Onset of vortex clustering and inverse energy cascade in dissipative quantum fluids

TL;DR

This paper demonstrates turbulent dynamics and vortex clustering in a 2D quantum fluid of exciton-polaritons, revealing inverse energy cascade phenomena and vortex behavior in dissipative quantum systems.

Contribution

It provides the first experimental evidence of vortex clustering and inverse energy cascade in a dissipative 2D quantum fluid of light.

Findings

Vortex clustering is triggered by increased incompressible kinetic energy.

Quantum turbulence features are observed in a dissipative exciton-polariton system.

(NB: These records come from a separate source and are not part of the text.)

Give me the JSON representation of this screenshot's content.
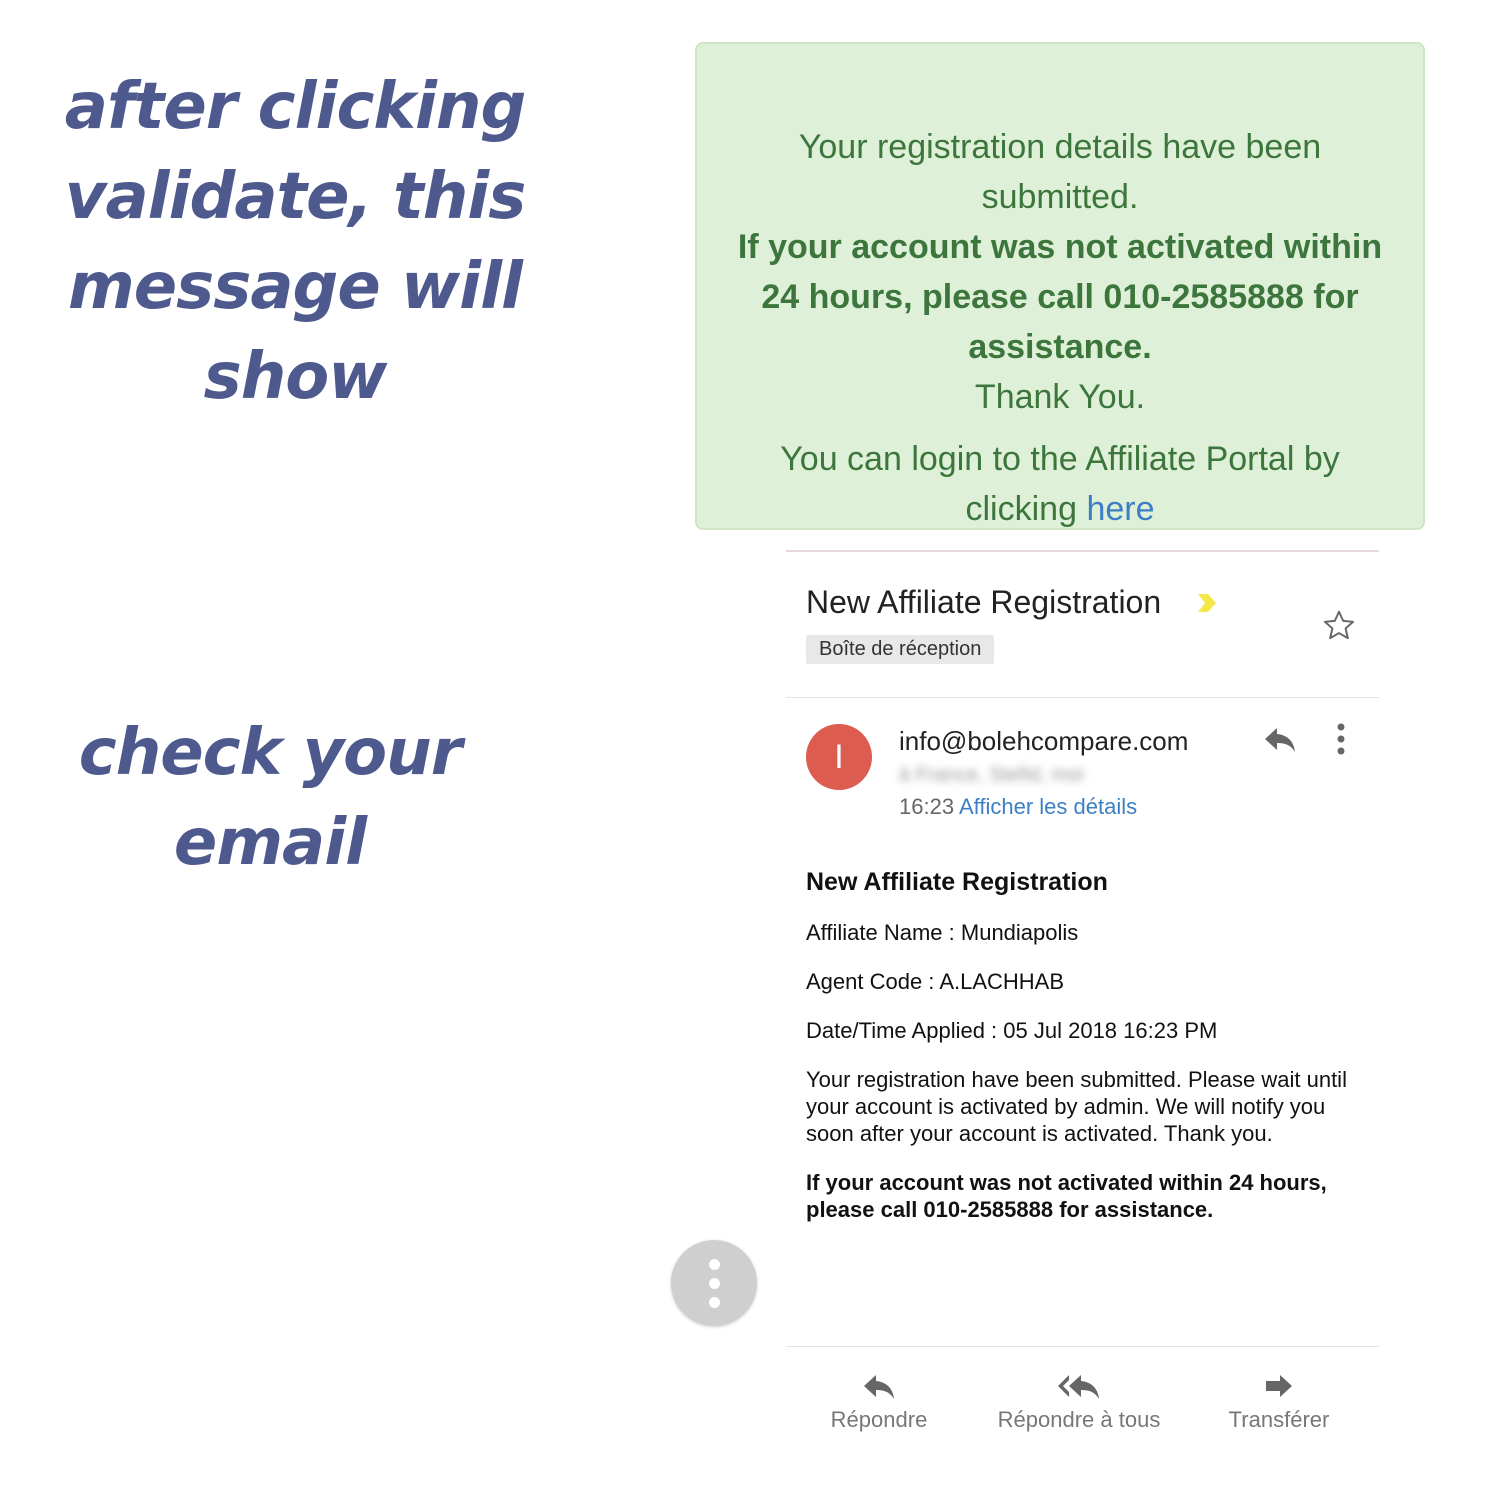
{
  "captions": {
    "top": "after clicking validate, this message will show",
    "bottom": "check your email"
  },
  "success_alert": {
    "line1": "Your registration details have been submitted.",
    "line2_bold": "If your account was not activated within 24 hours, please call 010-2585888 for assistance.",
    "line3": "Thank You.",
    "line4_prefix": "You can login to the Affiliate Portal by clicking",
    "line4_link": "here"
  },
  "email": {
    "subject": "New Affiliate Registration",
    "label": "Boîte de réception",
    "sender_initial": "I",
    "sender": "info@bolehcompare.com",
    "recipients": "à France, Stefid, moi",
    "time": "16:23",
    "details_link": "Afficher les détails",
    "body": {
      "heading": "New Affiliate Registration",
      "affiliate_name": "Affiliate Name : Mundiapolis",
      "agent_code": "Agent Code : A.LACHHAB",
      "date_applied": "Date/Time Applied : 05 Jul 2018 16:23 PM",
      "message": "Your registration have been submitted. Please wait until your account is activated by admin. We will notify you soon after your account is activated. Thank you.",
      "note_bold": "If your account was not activated within 24 hours, please call 010-2585888 for assistance."
    }
  },
  "actions": {
    "reply": "Répondre",
    "reply_all": "Répondre à tous",
    "forward": "Transférer"
  },
  "icons": [
    "label-arrow-icon",
    "star-icon",
    "reply-icon",
    "more-vert-icon",
    "reply-all-icon",
    "forward-icon"
  ],
  "colors": {
    "caption": "#4e5a8e",
    "alert_bg": "#dff0d8",
    "alert_text": "#3c763d",
    "link": "#3c7fc4",
    "avatar": "#dc5c4f"
  }
}
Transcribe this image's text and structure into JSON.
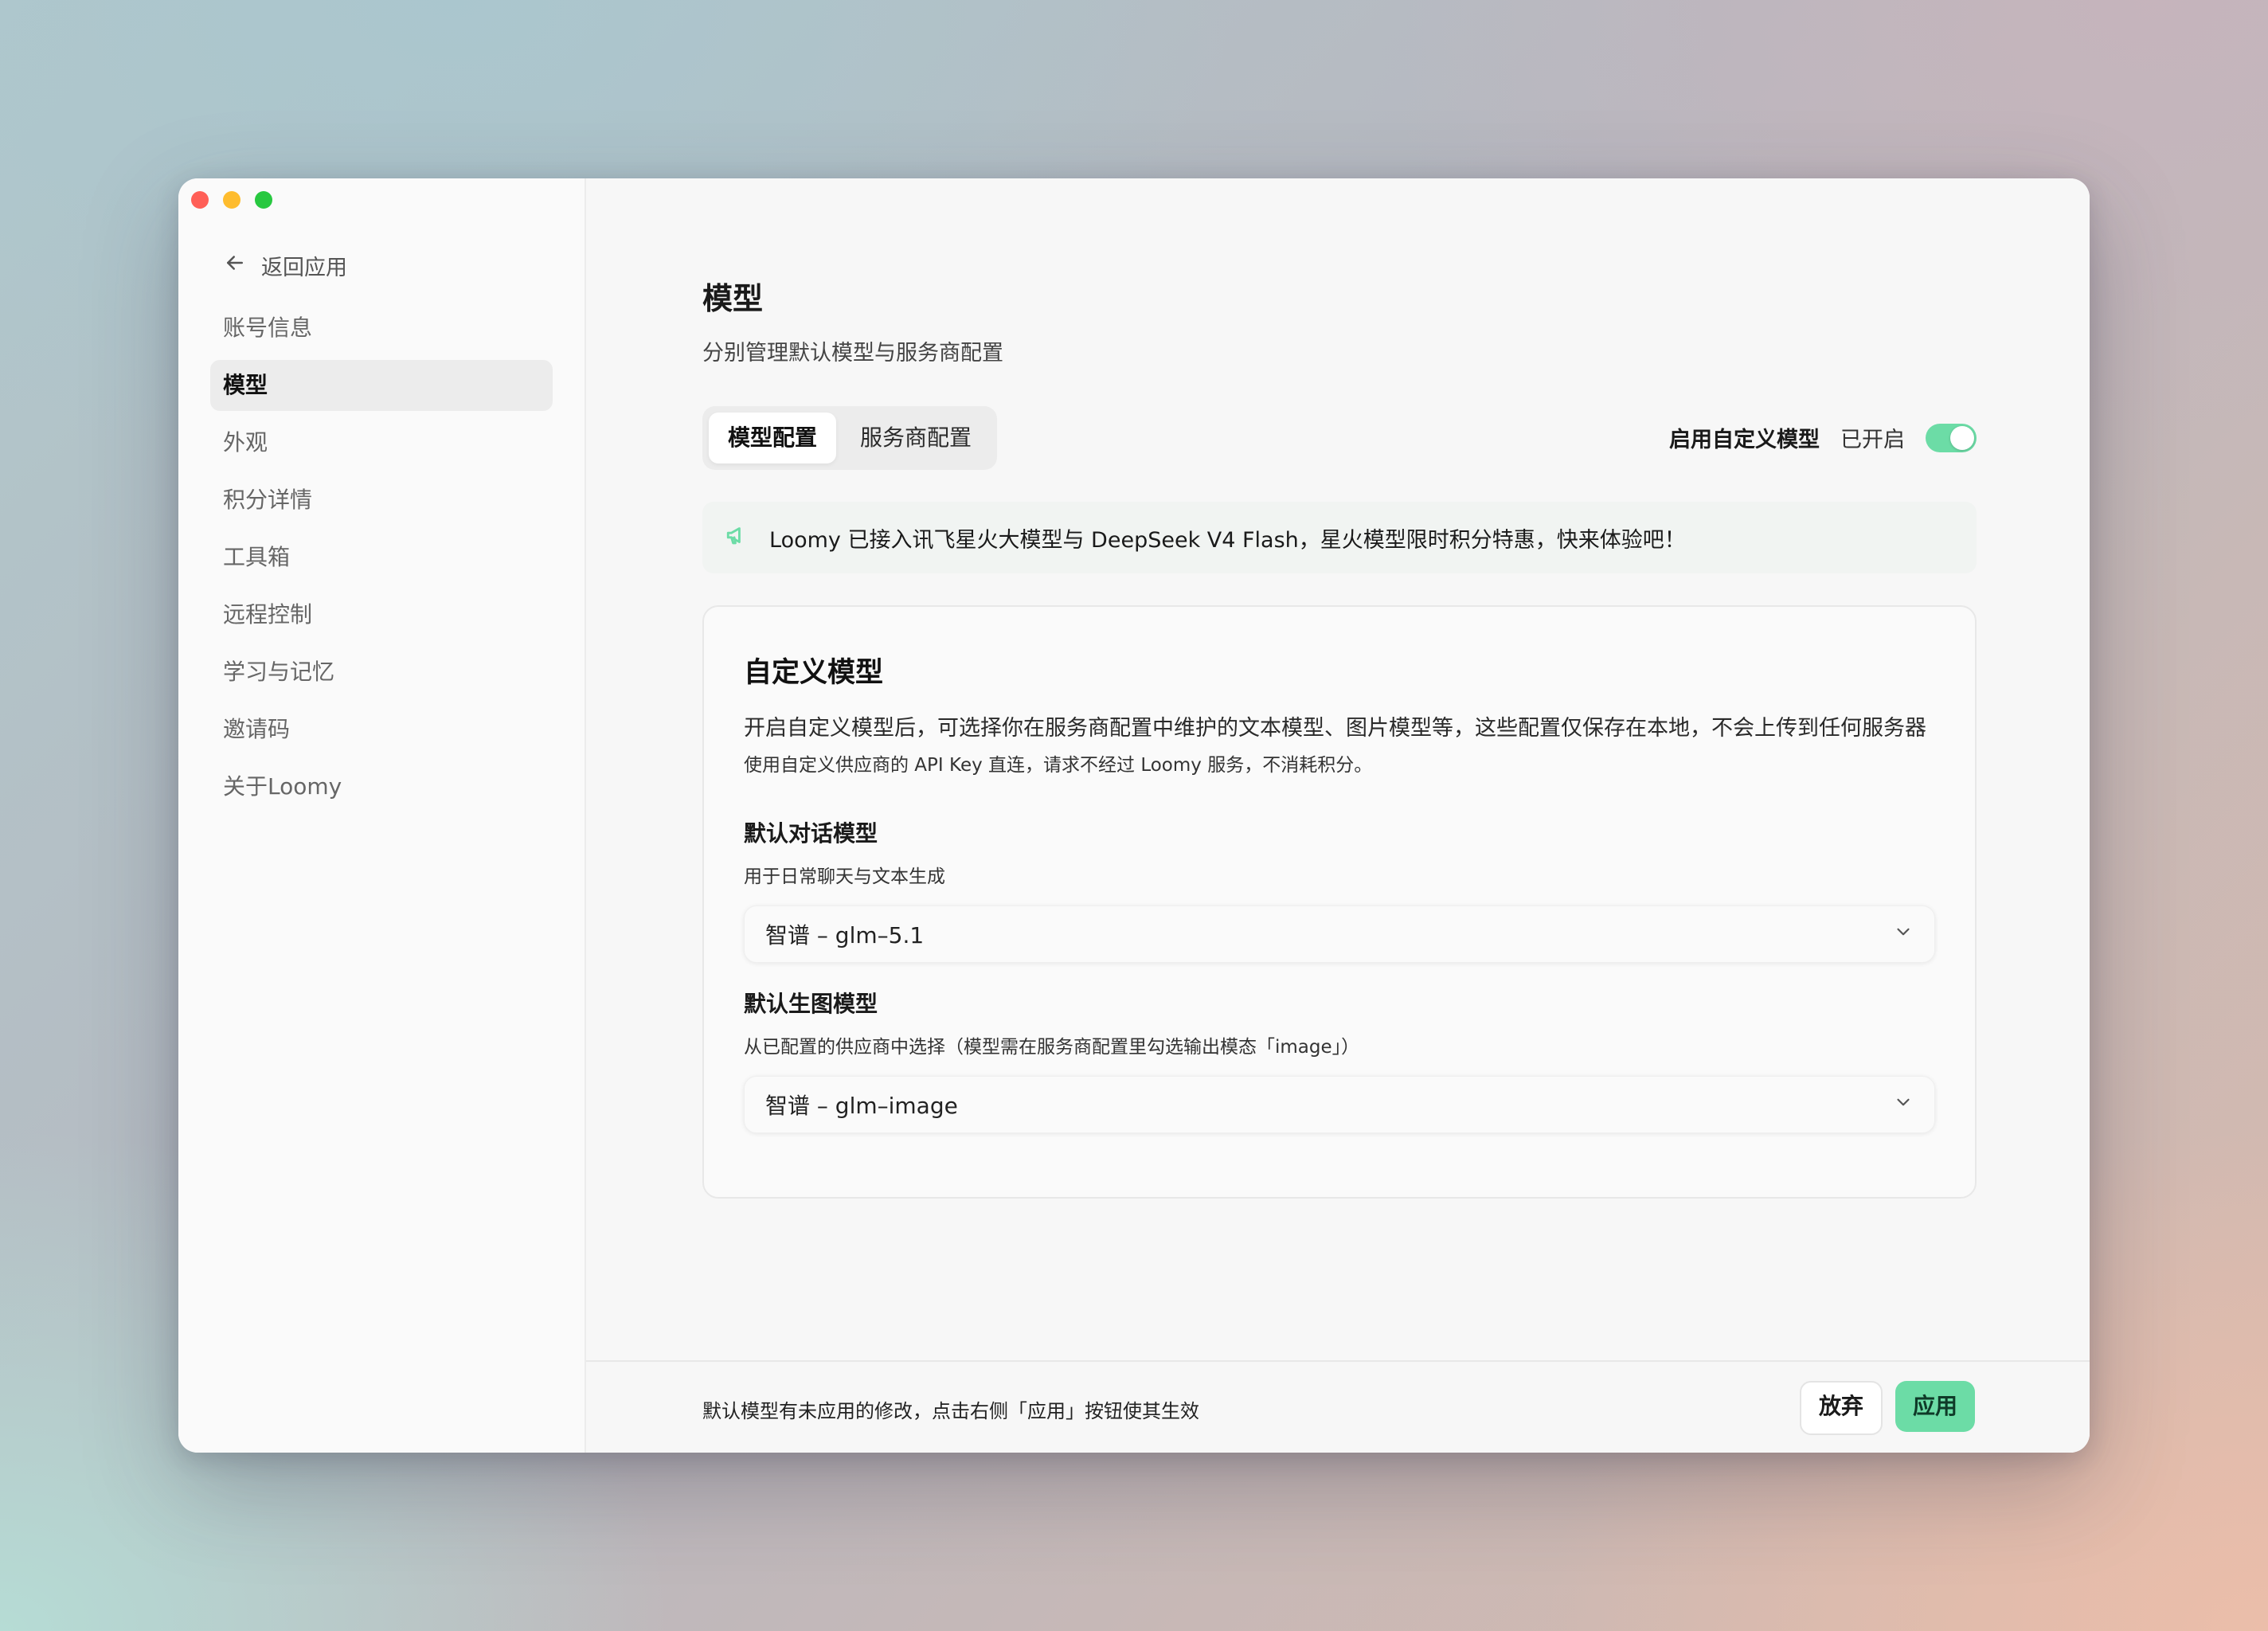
{
  "sidebar": {
    "back_label": "返回应用",
    "items": [
      {
        "label": "账号信息"
      },
      {
        "label": "模型"
      },
      {
        "label": "外观"
      },
      {
        "label": "积分详情"
      },
      {
        "label": "工具箱"
      },
      {
        "label": "远程控制"
      },
      {
        "label": "学习与记忆"
      },
      {
        "label": "邀请码"
      },
      {
        "label": "关于Loomy"
      }
    ],
    "active_index": 1
  },
  "header": {
    "title": "模型",
    "subtitle": "分别管理默认模型与服务商配置"
  },
  "tabs": [
    {
      "label": "模型配置",
      "active": true
    },
    {
      "label": "服务商配置",
      "active": false
    }
  ],
  "custom_toggle": {
    "label": "启用自定义模型",
    "state_text": "已开启",
    "enabled": true
  },
  "notice": {
    "icon": "megaphone-icon",
    "text": "Loomy 已接入讯飞星火大模型与 DeepSeek V4 Flash，星火模型限时积分特惠，快来体验吧！"
  },
  "card": {
    "title": "自定义模型",
    "description": "开启自定义模型后，可选择你在服务商配置中维护的文本模型、图片模型等，这些配置仅保存在本地，不会上传到任何服务器",
    "note": "使用自定义供应商的 API Key 直连，请求不经过 Loomy 服务，不消耗积分。",
    "fields": [
      {
        "label": "默认对话模型",
        "help": "用于日常聊天与文本生成",
        "value": "智谱 – glm–5.1"
      },
      {
        "label": "默认生图模型",
        "help": "从已配置的供应商中选择（模型需在服务商配置里勾选输出模态「image」）",
        "value": "智谱 – glm–image"
      }
    ]
  },
  "footer": {
    "message": "默认模型有未应用的修改，点击右侧「应用」按钮使其生效",
    "discard_label": "放弃",
    "apply_label": "应用"
  },
  "colors": {
    "accent": "#6cdca6",
    "traffic_red": "#ff5f57",
    "traffic_yellow": "#febc2e",
    "traffic_green": "#28c840"
  }
}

The results suggest pathways for studying quantum turbulence in light-based systems.

Abstract

Turbulent phenomena are among the most striking effects that both classical and quantum fluids can exhibit. While classical turbulence is ubiquitous in nature, the observation of quantum turbulence requires the precise manipulation of quantum fluids such as superfluid helium or atomic Bose-Einstein condensates. In this work we demonstrate the turbulent dynamics of a 2D quantum fluid of exciton-polaritons, hybrid light-matter quasiparticles, both by measuring the kinetic energy spectrum and showing the onset of vortex clustering. We demonstrate that the formation of clusters of quantum vortices is triggered by the increase of the incompressible kinetic energy per vortex, showing the tendency of the vortex-gas towards highly excited configurations despite the dissipative nature of our system. These results lay the basis for the investigations of quantum turbulence in two-dimensional fluids of light.